|Author:||Manuel F Chamorro|
|Clinic:||Auburn University College of Veterinary Medicine|
|City, State, ZIP:||Auburn, AL 36849|
Manuel F. Chamorro , DVM, MS, PhD, DACVIM
David Martinez, DVM, MS
Amelia Woolums, DVM, PhD, DACVIM, DACVM
Ricardo Stockler, DVM, MS, DABVP-Dairy
Thomas Passler , DVM, PhD, DACVIM
Scott Silvis, BS, MS
1Department of Clinical Sciences, College of Veterinary Medicine, Auburn University, Auburn, AL 36849
2Department of Pathobiology, College of Veterinary Medicine, Auburn University, Auburn, AL 36849
3Department of Pathobiology and Population Medicine, College of Veterinary Medicine, Mississippi State University, MS 39762
The bovine respiratory disease complex (BRDC) is the leading cause of death of beef calves older than 3 weeks of age and causes major economic losses to producers (USDA NAHMS Beef Part IV. 2007-08). The bovine respiratory syncytial virus (BRSV) is an important cause of respiratory disease in young calves. Clinical protection against BRSV provided by vaccination of young calves at different ages and with different levels of maternal antibodies has not resulted in significant reduction of BRDC-associated morbidity and mortality (Theurer et al., J Am Vet Med Assoc 2015). Clinical protection provided by maternally-derived immunity against BRSV has been inconsistent in the literature and could negatively affect the efficacy of vaccination programs in young calves (Ellis et al., Can Vet J 2014); In contrast, failure in the transfer of passive immunity and rapid decay of colostral antibodies have been suggested as risk factors of pre-weaning beef calf pneumonia (Smith DR, Anim Health Res Rev 2014). The objective of this study was to determine if vaccination of beef cows during gestation resulted in greater transfer BRSV-specific maternal immunity and provided prolonged clinical protection of calves against experimental challenge with BRSV.

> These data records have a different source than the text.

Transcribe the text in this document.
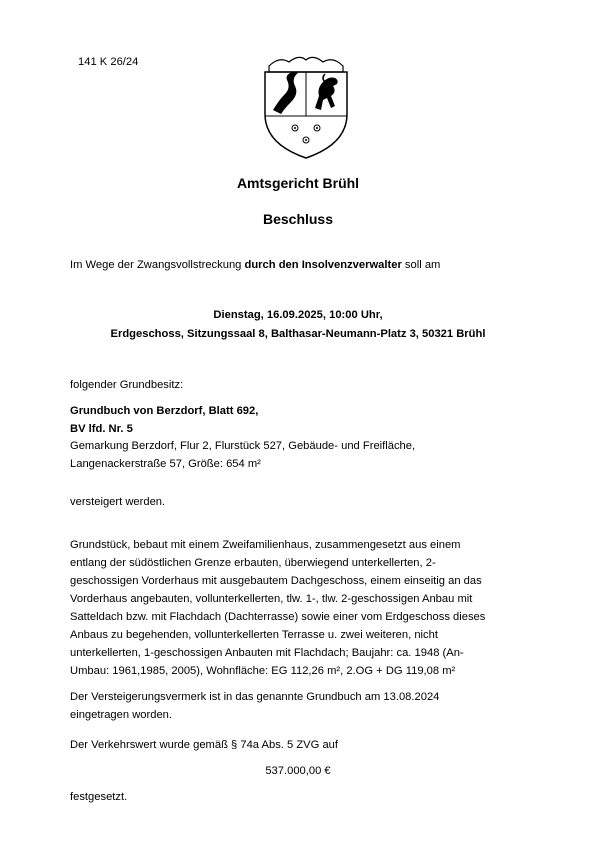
141 K 26/24
Amtsgericht Brühl
Beschluss
Im Wege der Zwangsvollstreckung durch den Insolvenzverwalter soll am
Dienstag, 16.09.2025, 10:00 Uhr,
Erdgeschoss, Sitzungssaal 8, Balthasar-Neumann-Platz 3, 50321 Brühl
folgender Grundbesitz:
Grundbuch von Berzdorf, Blatt 692,
BV lfd. Nr. 5
Gemarkung Berzdorf, Flur 2, Flurstück 527, Gebäude- und Freifläche,
Langenackerstraße 57, Größe: 654 m²
versteigert werden.
Grundstück, bebaut mit einem Zweifamilienhaus, zusammengesetzt aus einem
entlang der südöstlichen Grenze erbauten, überwiegend unterkellerten, 2-
geschossigen Vorderhaus mit ausgebautem Dachgeschoss, einem einseitig an das
Vorderhaus angebauten, vollunterkellerten, tlw. 1-, tlw. 2-geschossigen Anbau mit
Satteldach bzw. mit Flachdach (Dachterrasse) sowie einer vom Erdgeschoss dieses
Anbaus zu begehenden, vollunterkellerten Terrasse u. zwei weiteren, nicht
unterkellerten, 1-geschossigen Anbauten mit Flachdach; Baujahr: ca. 1948 (An-
Umbau: 1961,1985, 2005), Wohnfläche: EG 112,26 m², 2.OG + DG 119,08 m²
Der Versteigerungsvermerk ist in das genannte Grundbuch am 13.08.2024
eingetragen worden.
Der Verkehrswert wurde gemäß § 74a Abs. 5 ZVG auf
537.000,00 €
festgesetzt.
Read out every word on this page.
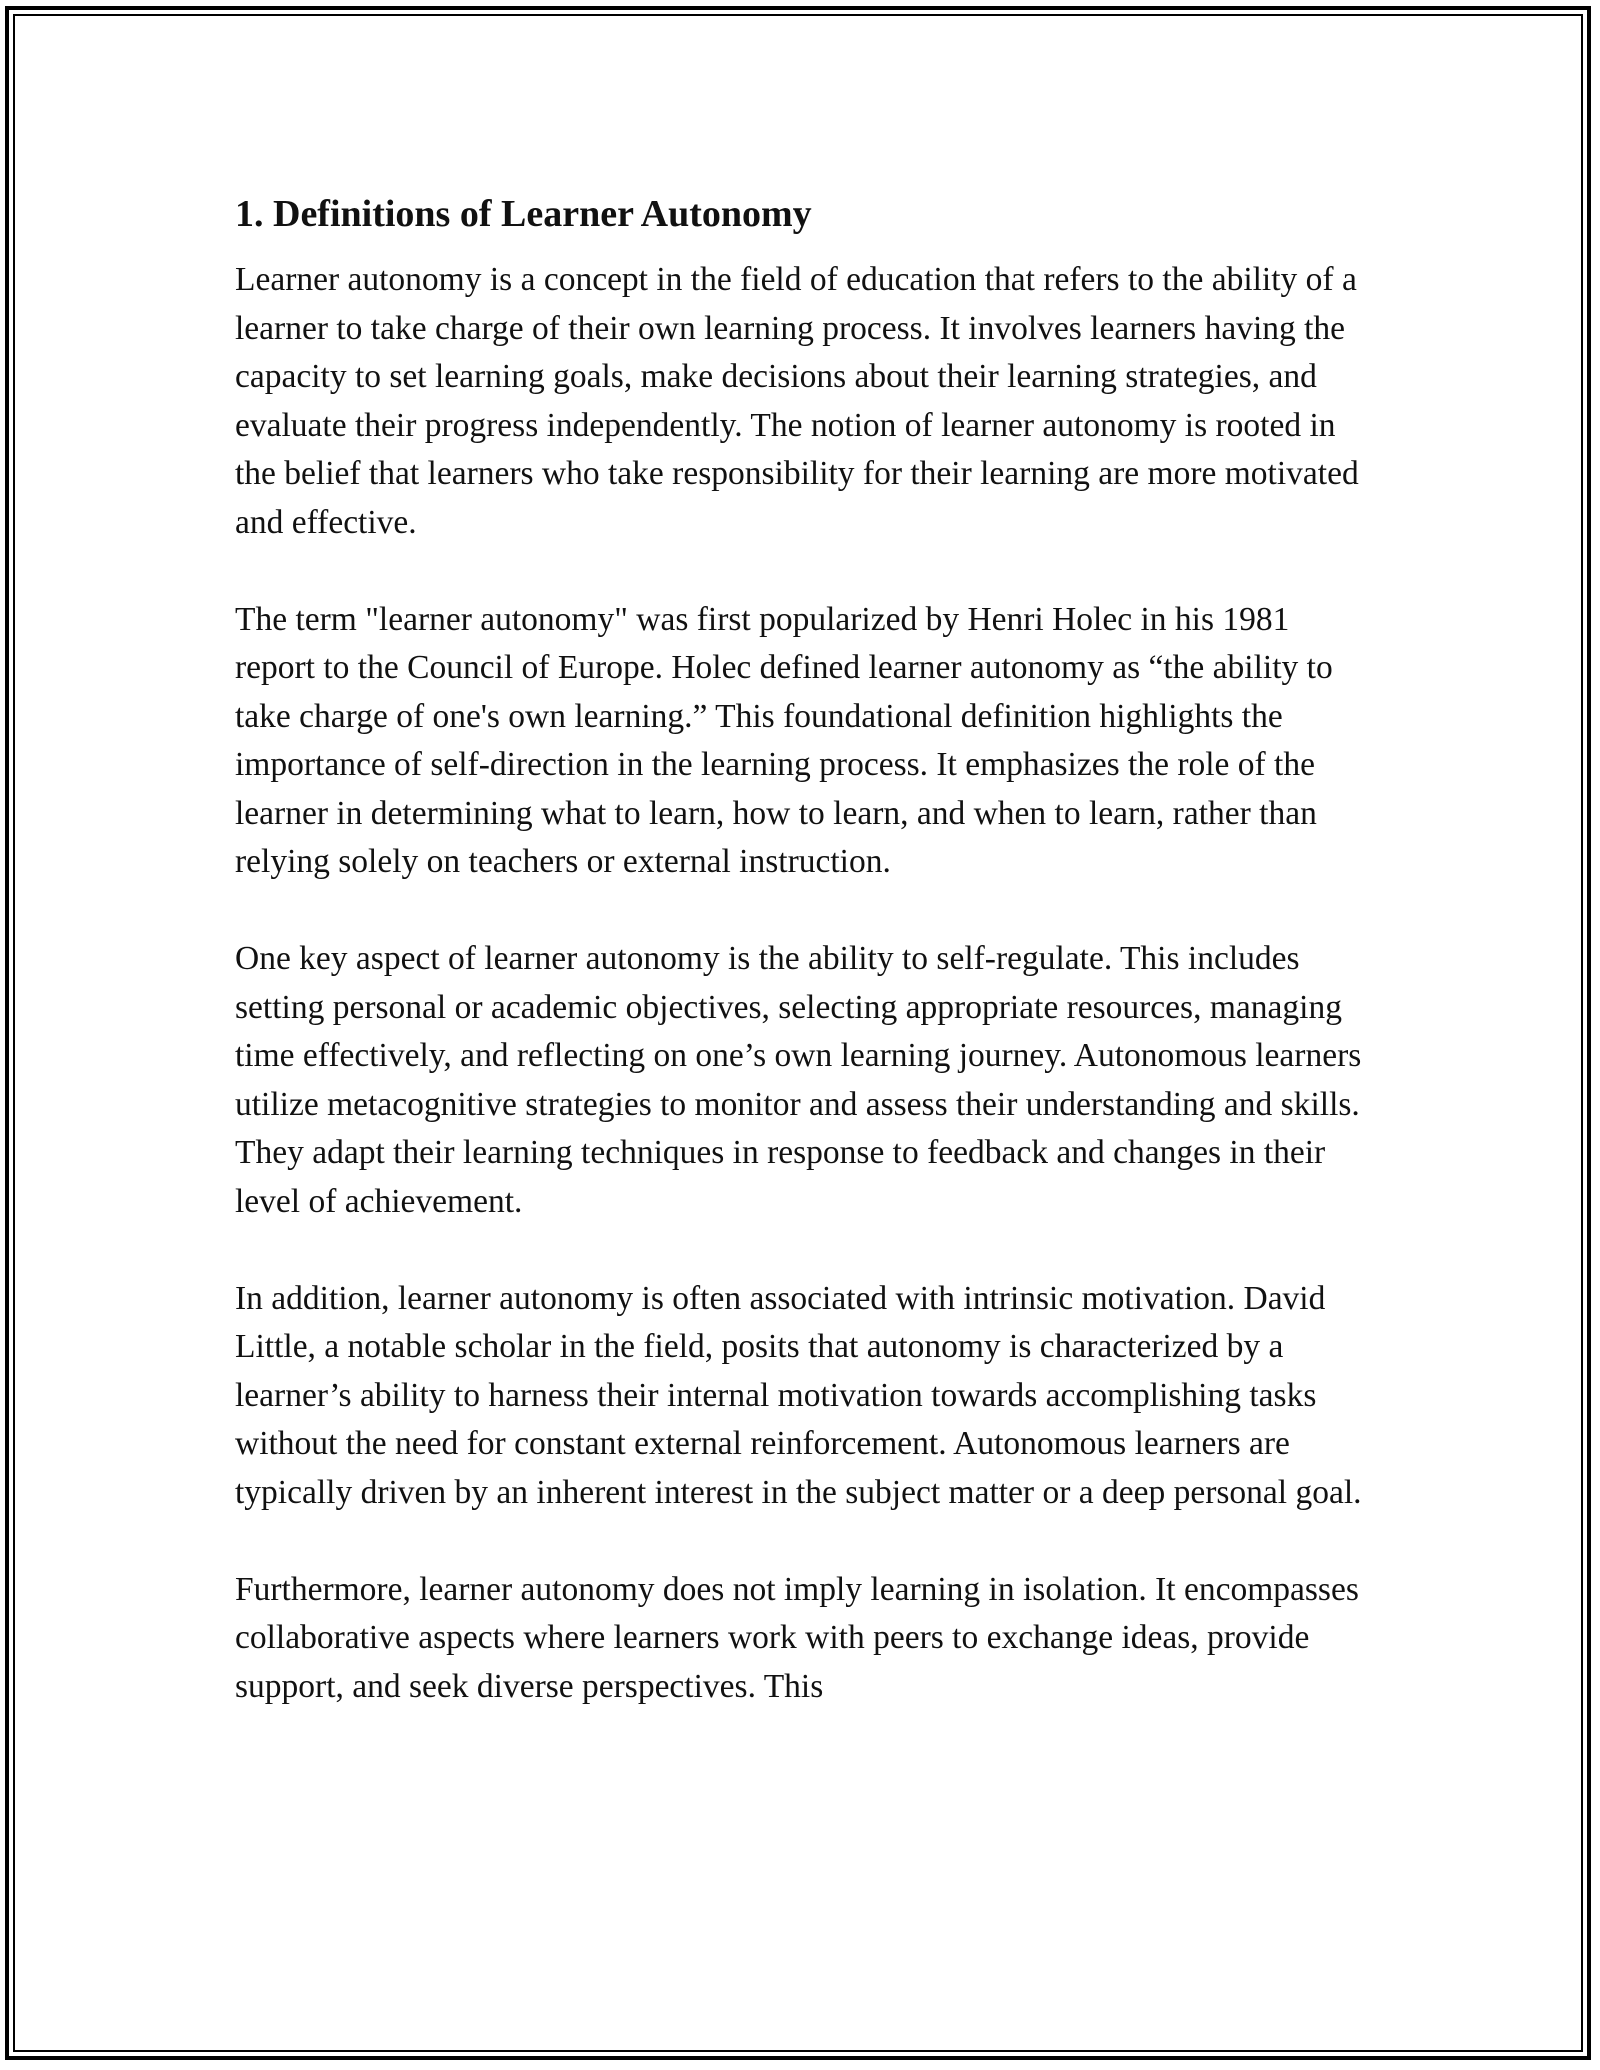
1. Definitions of Learner Autonomy

Learner autonomy is a concept in the field of education that refers to the ability of a learner to take charge of their own learning process. It involves learners having the capacity to set learning goals, make decisions about their learning strategies, and evaluate their progress independently. The notion of learner autonomy is rooted in the belief that learners who take responsibility for their learning are more motivated and effective.

The term "learner autonomy" was first popularized by Henri Holec in his 1981 report to the Council of Europe. Holec defined learner autonomy as “the ability to take charge of one's own learning.” This foundational definition highlights the importance of self-direction in the learning process. It emphasizes the role of the learner in determining what to learn, how to learn, and when to learn, rather than relying solely on teachers or external instruction.

One key aspect of learner autonomy is the ability to self-regulate. This includes setting personal or academic objectives, selecting appropriate resources, managing time effectively, and reflecting on one’s own learning journey. Autonomous learners utilize metacognitive strategies to monitor and assess their understanding and skills. They adapt their learning techniques in response to feedback and changes in their level of achievement.

In addition, learner autonomy is often associated with intrinsic motivation. David Little, a notable scholar in the field, posits that autonomy is characterized by a learner’s ability to harness their internal motivation towards accomplishing tasks without the need for constant external reinforcement. Autonomous learners are typically driven by an inherent interest in the subject matter or a deep personal goal.

Furthermore, learner autonomy does not imply learning in isolation. It encompasses collaborative aspects where learners work with peers to exchange ideas, provide support, and seek diverse perspectives. This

Forty multiparous 6 to 7 month-pregnant crossbreed beef cows were stratified by age and randomly assigned to one of two treatment groups. Group A (n=20) was vaccinated with two doses of a multivalent inactivated-BRSV vaccine (Triangle 10HB®, BI Animal Health) 21 days apart following manufacturer's recommendations. Group C (n=20) served as the unvaccinated control group and received 5 mL of 0.9% Saline solution subcutaneously 21 days apart. Calving occurred in a single pasture and nursing of colostrum was unassisted and occurred within natural conditions. At 48 hours of life and before challenge, serum samples were collected from all calves to evaluate initial titers and decay of colostrum-derived BRSV antibodies. All calves were early weaned at calf ages between 92 and 126 days. After weaning, calves were challenged with BRSV (day 0). Assignment of respiratory scores and collection of serum and nasal secretion samples for evaluation of BRSV antibodies and BRSV shedding occurred on days 0, 4, 6, 8, 14, 21, and 28. Clinical scores, antibody titers, and BRSV RT-qPCR results were compared between groups using repeated-measures analysis in a mixed generalized linear model with SAS 9.45.
The mean Log2 colostrum-derived BRSV-specific antibody titers in serum at 48 hours and before BRSV challenge was significantly higher in calves from vaccinated dams (6.2 +/-0.5 and 5.35 +/- 0.6) compared with calves from unvaccinated dams (4.7 +/- 0.5 and 4.2 +/- 0.5). After BRSV challenge, a greater proportion of calves from unvaccinated dams (60%) developed fever (rectal temperature > 39.5 ⁰C) compared with calves from vaccinated dams (36.8%). On day 21 after challenge, the proportion of calves with abnormal attitude, breathing pattern, and nasal discharge scores was greater in calves from unvaccinated dams compared with calves from vaccinated dams (80%, 85%, and 65% vs. 47.3%, 73%, and 56.3%, respectively). A greater number of calves from unvaccianted dams shed BRSV in nasal secretions compared with calves from vaccinated dams (6 vs. 2, respectively).
Vaccination of beef cows during the last trimester of pregnancy with 2 doses of an inactivated-BRSV vaccine to increase the level of passively-transferred BRSV specific immunity is a practical and adequate strategy to reduce clinical respiratory disease caused by BRSV in young beef calves from cow-calf operations.